State has no plans to bring back wolverines
The young male wolverine known as M56 is unlikely to get any company in the Colorado high country for a year at least.
U.S. Forest Service officials Thursday told a Club 20 committee that any thought of reintroducing the animal, which last had been seen in the state in 1919 before M56 showed up in 2009, will have to be approved by the Legislature.
That’s unlikely to take place during the current session, Colorado Division of Wildlife spokesman Theo Stein said.
While the wildlife division is interested in reintroducing the wolverine, “We are not reintroducing it at any cost,” Stein said. “We had always intended to talk to the Legislature about a proposal, but we’re not in a position to be ready to do that.”
State wildlife officials still have a lot of questions about how to deal with the animal, which lives above treeline at 10,500 feet and higher and generally eats marmots or scavenges the remains of larger animals, such as elk, moose or mountain goats.
The wolverine’s high-country habitat is mostly on lands managed by the Forest Service, so federal officials must be consulted, Stein said.
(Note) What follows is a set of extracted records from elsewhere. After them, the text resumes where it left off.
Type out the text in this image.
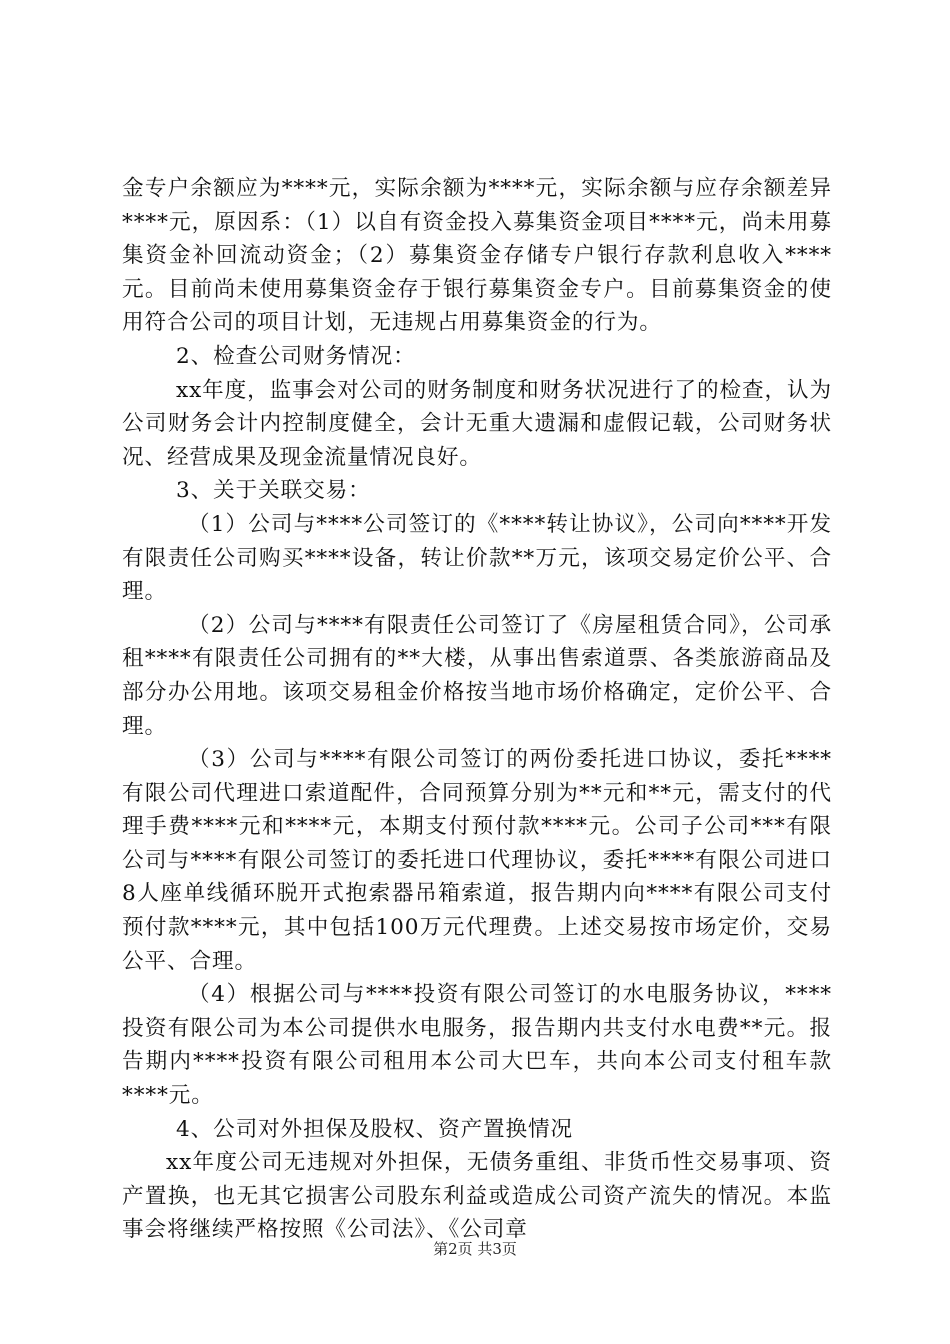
金专户余额应为****元，实际余额为****元，实际余额与应存余额差异****元，原因系：（1）以自有资金投入募集资金项目****元，尚未用募集资金补回流动资金；（2）募集资金存储专户银行存款利息收入****元。目前尚未使用募集资金存于银行募集资金专户。目前募集资金的使用符合公司的项目计划，无违规占用募集资金的行为。

2、检查公司财务情况：

xx年度，监事会对公司的财务制度和财务状况进行了的检查，认为公司财务会计内控制度健全，会计无重大遗漏和虚假记载，公司财务状况、经营成果及现金流量情况良好。

3、关于关联交易：

（1）公司与****公司签订的《****转让协议》，公司向****开发有限责任公司购买****设备，转让价款**万元，该项交易定价公平、合理。

（2）公司与****有限责任公司签订了《房屋租赁合同》，公司承租****有限责任公司拥有的**大楼，从事出售索道票、各类旅游商品及部分办公用地。该项交易租金价格按当地市场价格确定，定价公平、合理。

（3）公司与****有限公司签订的两份委托进口协议，委托****有限公司代理进口索道配件，合同预算分别为**元和**元，需支付的代理手费****元和****元，本期支付预付款****元。公司子公司***有限公司与****有限公司签订的委托进口代理协议，委托****有限公司进口8人座单线循环脱开式抱索器吊箱索道，报告期内向****有限公司支付预付款****元，其中包括100万元代理费。上述交易按市场定价，交易公平、合理。

（4）根据公司与****投资有限公司签订的水电服务协议，****投资有限公司为本公司提供水电服务，报告期内共支付水电费**元。报告期内****投资有限公司租用本公司大巴车，共向本公司支付租车款****元。

4、公司对外担保及股权、资产置换情况

xx年度公司无违规对外担保，无债务重组、非货币性交易事项、资产置换，也无其它损害公司股东利益或造成公司资产流失的情况。本监事会将继续严格按照《公司法》、《公司章

第2页 共3页
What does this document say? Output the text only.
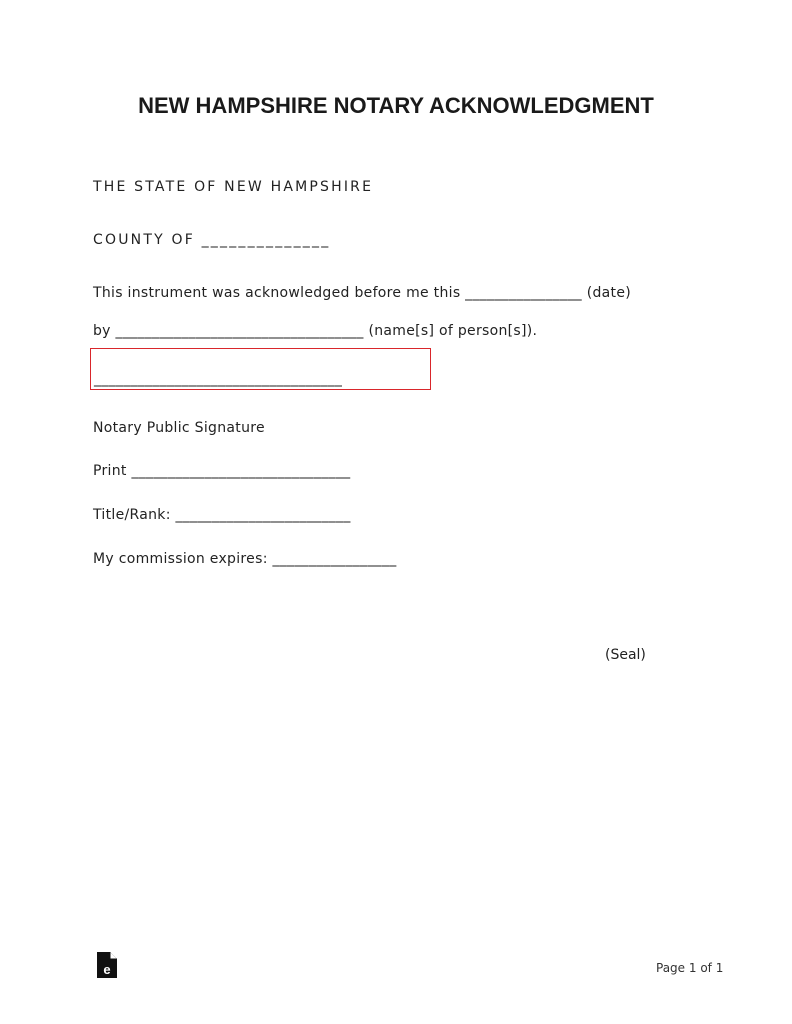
NEW HAMPSHIRE NOTARY ACKNOWLEDGMENT
THE STATE OF NEW HAMPSHIRE
COUNTY OF ______________
This instrument was acknowledged before me this ________________ (date)
by __________________________________ (name[s] of person[s]).
__________________________________
Notary Public Signature
Print ______________________________
Title/Rank: ________________________
My commission expires: _________________
(Seal)
e	Page 1 of 1
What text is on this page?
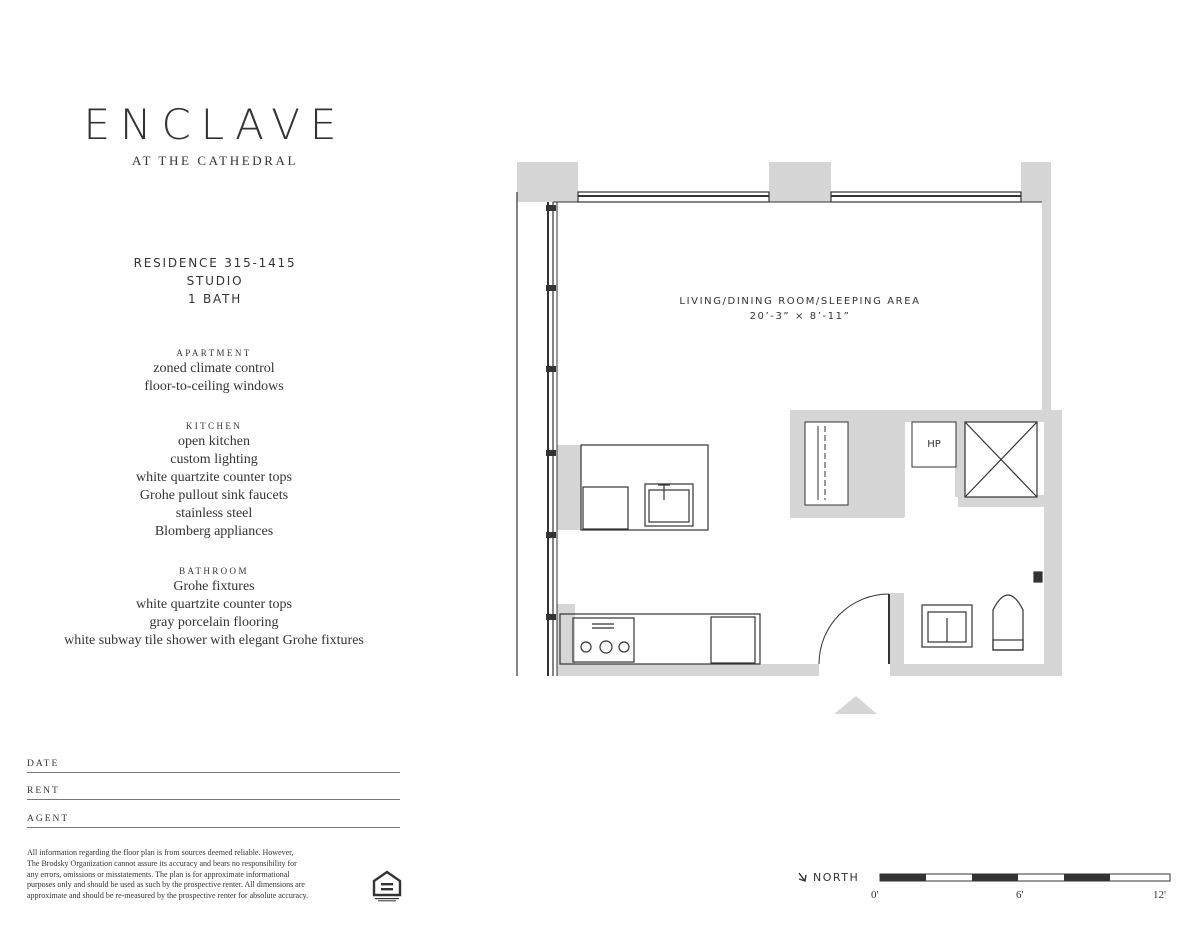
ENCLAVE
AT THE CATHEDRAL
RESIDENCE 315-1415
STUDIO
1 BATH
APARTMENT
zoned climate control
floor-to-ceiling windows
KITCHEN
open kitchen
custom lighting
white quartzite counter tops
Grohe pullout sink faucets
stainless steel
Blomberg appliances
BATHROOM
Grohe fixtures
white quartzite counter tops
gray porcelain flooring
white subway tile shower with elegant Grohe fixtures
DATE
RENT
AGENT
All information regarding the floor plan is from sources deemed reliable. However,
The Brodsky Organization cannot assure its accuracy and bears no responsibility for
any errors, omissions or misstatements. The plan is for approximate informational
purposes only and should be used as such by the prospective renter. All dimensions are
approximate and should be re-measured by the prospective renter for absolute accuracy.
LIVING/DINING ROOM/SLEEPING AREA
20’-3” × 8’-11”
HP
NORTH
0'	6'	12'
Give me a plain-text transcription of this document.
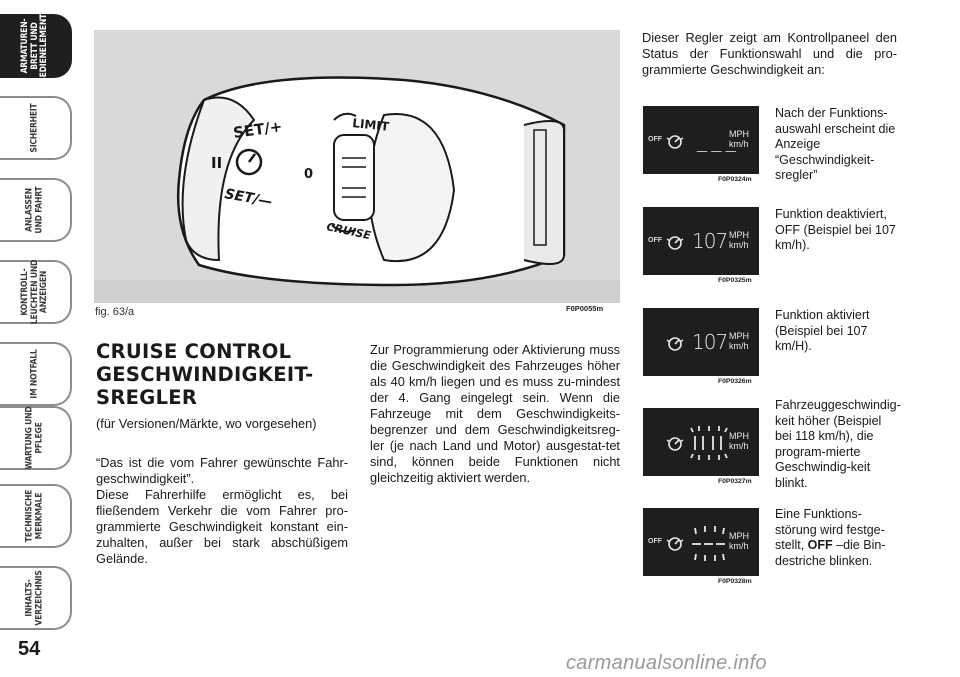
ARMATUREN-
BRETT UND
BEDIENELEMENTE
SICHERHEIT
ANLASSEN
UND FAHRT
KONTROLL-
LEUCHTEN UND
ANZEIGEN
IM NOTFALL
WARTUNG UND
PFLEGE
TECHNISCHE
MERKMALE
INHALTS-
VERZEICHNIS
54
SET/+
II
0
SET/—
LIMIT
CRUISE
fig. 63/a	F0P0055m
CRUISE CONTROL
GESCHWINDIGKEIT-
SREGLER
(für Versionen/Märkte, wo vorgesehen)

“Das ist die vom Fahrer gewünschte Fahr-geschwindigkeit”.

Diese Fahrerhilfe ermöglicht es, bei fließendem Verkehr die vom Fahrer pro-grammierte Geschwindigkeit konstant ein-zuhalten, außer bei stark abschüßigem Gelände.

Zur Programmierung oder Aktivierung muss die Geschwindigkeit des Fahrzeuges höher als 40 km/h liegen und es muss zu-mindest der 4. Gang eingelegt sein. Wenn die Fahrzeuge mit dem Geschwindigkeits-begrenzer und dem Geschwindigkeitsreg-ler (je nach Land und Motor) ausgestat-tet sind, können beide Funktionen nicht gleichzeitig aktiviert werden.
Dieser Regler zeigt am Kontrollpaneel den Status der Funktionswahl und die pro-grammierte Geschwindigkeit an:
OFF _ _ _
MPH
km/h
F0P0324m
Nach der Funktions-auswahl erscheint die Anzeige “Geschwindigkeit-sregler”
OFF 107 MPH
km/h
F0P0325m
Funktion deaktiviert, OFF (Beispiel bei 107 km/h).
107 MPH
km/h
F0P0326m
Funktion aktiviert (Beispiel bei 107 km/H).
MPH
km/h
F0P0327m
Fahrzeuggeschwindig-keit höher (Beispiel bei 118 km/h), die program-mierte Geschwindig-keit blinkt.
OFF
MPH
km/h
F0P0328m
Eine Funktions-störung wird festge-stellt, OFF –die Bin-destriche blinken.
carmanualsonline.info
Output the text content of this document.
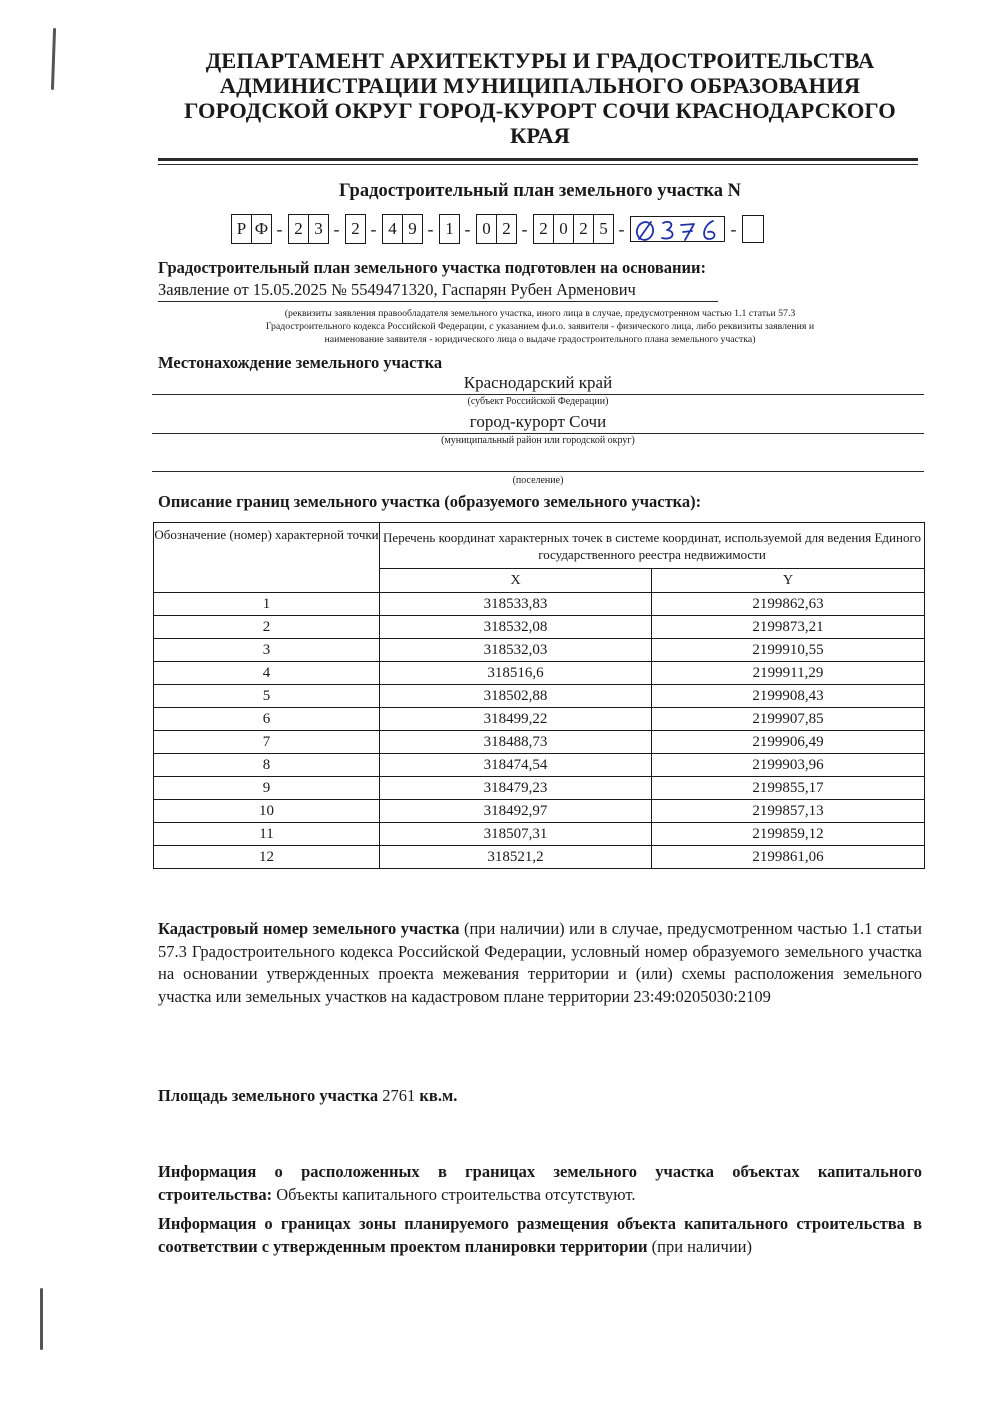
ДЕПАРТАМЕНТ АРХИТЕКТУРЫ И ГРАДОСТРОИТЕЛЬСТВА
АДМИНИСТРАЦИИ МУНИЦИПАЛЬНОГО ОБРАЗОВАНИЯ
ГОРОДСКОЙ ОКРУГ ГОРОД-КУРОРТ СОЧИ КРАСНОДАРСКОГО
КРАЯ
Градостроительный план земельного участка N
Р Ф - 2 3 - 2 - 4 9 - 1 - 0 2 - 2 0 2 5 -	-
Градостроительный план земельного участка подготовлен на основании:
Заявление от 15.05.2025 № 5549471320, Гаспарян Рубен Арменович
(реквизиты заявления правообладателя земельного участка, иного лица в случае, предусмотренном частью 1.1 статьи 57.3
Градостроительного кодекса Российской Федерации, с указанием ф.и.о. заявителя - физического лица, либо реквизиты заявления и
наименование заявителя - юридического лица о выдаче градостроительного плана земельного участка)
Местонахождение земельного участка
Краснодарский край
(субъект Российской Федерации)
город-курорт Сочи
(муниципальный район или городской округ)
(поселение)
Описание границ земельного участка (образуемого земельного участка):
Обозначение (номер) характерной точки	Перечень координат характерных точек в системе координат, используемой для ведения Единого государственного реестра недвижимости	
	X	Y
1	318533,83	2199862,63
2	318532,08	2199873,21
3	318532,03	2199910,55
4	318516,6	2199911,29
5	318502,88	2199908,43
6	318499,22	2199907,85
7	318488,73	2199906,49
8	318474,54	2199903,96
9	318479,23	2199855,17
10	318492,97	2199857,13
11	318507,31	2199859,12
12	318521,2	2199861,06
Кадастровый номер земельного участка (при наличии) или в случае, предусмотренном частью 1.1 статьи 57.3 Градостроительного кодекса Российской Федерации, условный номер образуемого земельного участка на основании утвержденных проекта межевания территории и (или) схемы расположения земельного участка или земельных участков на кадастровом плане территории 23:49:0205030:2109
Площадь земельного участка 2761 кв.м.
Информация о расположенных в границах земельного участка объектах капитального строительства: Объекты капитального строительства отсутствуют.
Информация о границах зоны планируемого размещения объекта капитального строительства в соответствии с утвержденным проектом планировки территории (при наличии)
Sightings of wolverines in Colorado have matched with the known travels of M56, which has an implanted transponder in his belly, Stein said.
That leads officials to believe M56 is the only wolverine in the Centennial State. M56 traveled to the state from Togwotee pass in Wyoming, a distance of some 500 miles across busy freeways such as interstates 80 and 70.
The animals are hardy and solitary creatures and weigh approximately 30 pounds.
The Division of Wildlife will first discuss any plans to reintroduce the wolverine to Colorado with the Wildlife Commission, then the Legislature.
“We’re going to be exploring the issues deliberately and diligently,” Stein said. “This is not a biological question, it’s a social question, and we’re not going to go forward if we feel the project will have significant impacts.”